Wie schnell und mit welcher Konsequenz sich der Klimawandel vollzieht, hat natürlich auch damit zu tun, welche Gegenmaßnahmen ergriffen werden. Für uns ist allerdings sicher, dass auf lange Sicht nur der Erhalt der Biodiversität (Lebensvielfalt) den Landwirten Möglichkeiten an die Hand gibt, geeignetes Saatgut bei sich ändernden Klimabedingungen einzusetzen. Die Zukunftsperspektiven machen ebenso deutlich, dass das Speichervermögen des Bodens erhalten und gesteigert werden muss, um der Wasserverdunstung bei zunehmender Erderwärmung entgegen zu wirken. Der ökologische Landbau leistet bereits schon heute - im Gegensatz zur konventionellen Landwirtschaft - durch den kontinuierlichen Aufbau der Humusschicht für den Boden einen wesentlichen, positiven Beitrag.

Wie Forschungsergebnisse von 2016 der Universität Hohenheim in Stuttgart ergaben, werden aufgrund des wachsenden Anteils von CO2 in der Atmosphäre künftig schlechtere Backeigenschaften und weniger Nährstoffe die Probleme bei Weizen sein.

Neben den klimatischen Herausforderungen sind die Brandenburger Demeter-Betriebe auch mit steigenden Betriebskosten konfrontiert. Energie, Saatgut, Maschinen und Ersatzteile haben sich weit über die durchschnittliche Inflationsrate hinaus erhöht.
Ein besonderes Problem stellen die in Folge des Bioenergie-Booms explodierenden Bodenpreise dar. Die Pachtpreise haben sich in den neuen Bundesländern zwischen 2007 und 2010 nahezu verdreifach. Ähnliche Entwicklungen gibt es beim Landkauf. Die Bio-Betriebe können beim »Run« auf die knappe Ressource Boden nicht gegen Biogas-Anlagenbetreiber konkurrieren. Neue Flächen können die Betriebe nicht hinzupachten, häufig verlieren sie Pachtflächen bei der Neuausschreibung der Verträge.

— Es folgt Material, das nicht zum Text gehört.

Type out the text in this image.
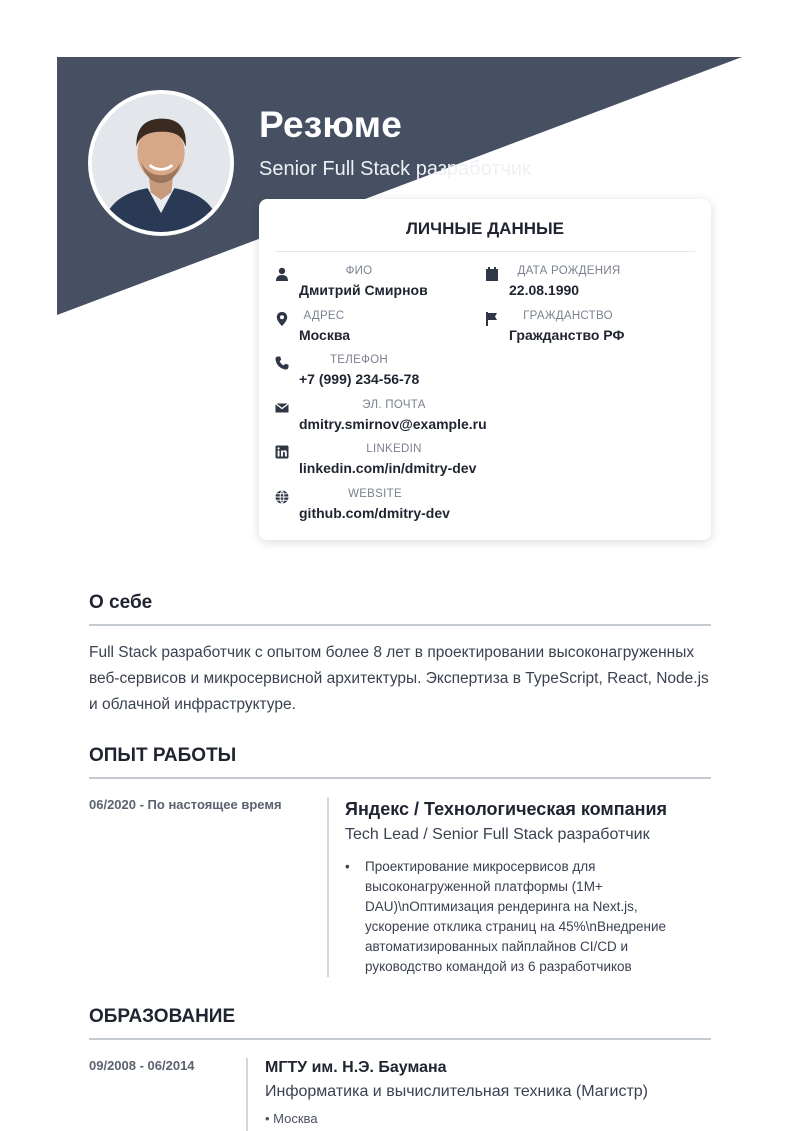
Резюме
Senior Full Stack разработчик
ЛИЧНЫЕ ДАННЫЕ
ФИО
Дмитрий Смирнов
ДАТА РОЖДЕНИЯ
22.08.1990
АДРЕС
Москва
ГРАЖДАНСТВО
Гражданство РФ
ТЕЛЕФОН
+7 (999) 234-56-78
ЭЛ. ПОЧТА
dmitry.smirnov@example.ru
LINKEDIN
linkedin.com/in/dmitry-dev
WEBSITE
github.com/dmitry-dev
О себе
Full Stack разработчик с опытом более 8 лет в проектировании высоконагруженных веб-сервисов и микросервисной архитектуры. Экспертиза в TypeScript, React, Node.js и облачной инфраструктуре.
ОПЫТ РАБОТЫ
06/2020 - По настоящее время	Яндекс / Технологическая компания
Tech Lead / Senior Full Stack разработчик
• Проектирование микросервисов для высоконагруженной платформы (1M+ DAU)\nОптимизация рендеринга на Next.js, ускорение отклика страниц на 45%\nВнедрение автоматизированных пайплайнов CI/CD и руководство командой из 6 разработчиков
ОБРАЗОВАНИЕ
09/2008 - 06/2014	МГТУ им. Н.Э. Баумана
Информатика и вычислительная техника (Магистр)
• Москва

Diese langfristigen Enwicklungen haben zunehmend Auswirkungen auf die Getreidepreise. Bauern und Bäcker waren sich am »Runden Tisch Getreide« bei MÄRKISCHES LANDBROT im Sommer 2011 einig, die Rohstoffpreise für Roggen und Weizen der Ernte 2011 um zehn Prozent erhöhen zu müssen. Obwohl der Getreidepreis nur etwa 15 Prozent der Poduktionskosten von MÄRKISCHES LANDBROT ausmacht, ist das eine alarmierende Entwicklung, deren Ende nicht in Sicht ist.